Several companies like Qarnot are already working on recycling data centers heat and corporations like Microsoft develop their own solution e.g for heating homes.

One plausible design for a “Stargate” size supercomputer would be to build it in a close proximity or even inside the NPP and its dissipated heat can be recycled to produce electricity in the facility. This could potentially solve the cooling problem and significantly decrease the energy consumption.

Technical solution for recapturing such amount of energy at relatively low temperature to effectively convert it back to electricity remains an open problem.

Here I would speculate that one possibility is to apply the evaporative process used in the NPPs - a type of thermodynamic cycle known as Rankine cycle. An adaptation required for the GPUs is to select a chemical substance and a corresponding pressure regime that will best suit server operation temperatures. This type of Rankine cycle is called Organic Rankine Cycle (ORC).

Current generation of NPPa often use pressurized normal or heavy water in primarily and secondary circuits. Secondary circuit has a lower pressure compared to the primary one so the water starts boiling and the vapour creates pressure before entering the turbine. Condenser after the turbine creates a negative pressure so that vapour pushes the turbine blades.

Nothing prevent an existante of the Organic Rankine cycle that uses a liquid from server cooling system to boil another liquid in the secondary circuit at around 60-70°C boiling point and reuse the generated vapour to spin a turbine. The condenser system can be shared with the NPP directly as the NPPs are often built close to the fresh water sources.
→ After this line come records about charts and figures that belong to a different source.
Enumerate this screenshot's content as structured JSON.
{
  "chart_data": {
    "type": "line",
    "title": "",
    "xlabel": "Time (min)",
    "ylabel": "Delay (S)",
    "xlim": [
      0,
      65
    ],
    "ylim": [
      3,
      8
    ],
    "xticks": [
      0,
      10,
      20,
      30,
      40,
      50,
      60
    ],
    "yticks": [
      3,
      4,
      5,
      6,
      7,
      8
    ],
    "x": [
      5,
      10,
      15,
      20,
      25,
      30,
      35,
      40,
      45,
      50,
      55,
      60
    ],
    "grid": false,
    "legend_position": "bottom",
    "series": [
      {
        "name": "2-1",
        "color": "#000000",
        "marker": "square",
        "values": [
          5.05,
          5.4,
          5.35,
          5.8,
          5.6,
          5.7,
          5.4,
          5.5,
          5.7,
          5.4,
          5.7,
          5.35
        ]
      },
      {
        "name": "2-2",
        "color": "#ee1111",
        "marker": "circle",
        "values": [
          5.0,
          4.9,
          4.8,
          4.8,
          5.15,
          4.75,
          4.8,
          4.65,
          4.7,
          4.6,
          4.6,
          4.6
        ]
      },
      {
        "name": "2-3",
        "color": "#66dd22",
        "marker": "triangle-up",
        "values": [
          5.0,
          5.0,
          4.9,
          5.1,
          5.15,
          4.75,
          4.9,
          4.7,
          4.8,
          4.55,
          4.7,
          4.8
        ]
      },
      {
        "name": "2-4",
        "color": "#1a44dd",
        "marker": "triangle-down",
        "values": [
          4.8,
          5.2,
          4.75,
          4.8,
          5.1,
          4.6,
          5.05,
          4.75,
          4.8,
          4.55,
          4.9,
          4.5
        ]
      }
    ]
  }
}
Organic Rankine Cycle as a Cooling Solution

Here the ORC is used as a evaporative cooling solution that is highly efficient because the energy needed for the phase transition liquid to gas is relatively high compared to the energy capacity of the liquid. For example the amount of energy needed to heat a unit of water from room temperature to the boiling point is 6 times lower than the energy required to transition from water to vapour.

Existing Projects

There are already some companies looking into similar solutions, for example Siemens developed combined RC & ORC power plant Heat ReCycle technology for an improved efficiency and Vertiv published a white paper in 2023 on ORC applied to the data centers. The paper presents efficiency calculations, proposes several working fluids and suggest that the zeotropic blend of R1233zd(E) and R1234ze(E) refrigerants 20% to 80% by mass can be a good choice. The authors conclude that the potential efficiency can be around 2% and it depends on the seasons and the local climate. 2% is a significant number for the 5GW supercomputer, especially when it also saves 20% to 40% of the energy spent on cooling.

Conclusions

Scaling up x100 times the size of the current AI supercomputers is a challenging endeavour. For a stable energy supply, a dedicated NPP can be required. As a potential economical cooling solution at scale, the heat from the data center can be recycled through the Organic Rankine cycle to recover some electricity and provide a massive cooling solution at the same time. Arguments against this idea include the increased number of the failure points, economical viability and a scarcity of suitable locations on Earth. Last but not least, water-cooled supercomputers would probably be widely adopted due to numerous advantages they bring regardless of the energy recycling through the ORC.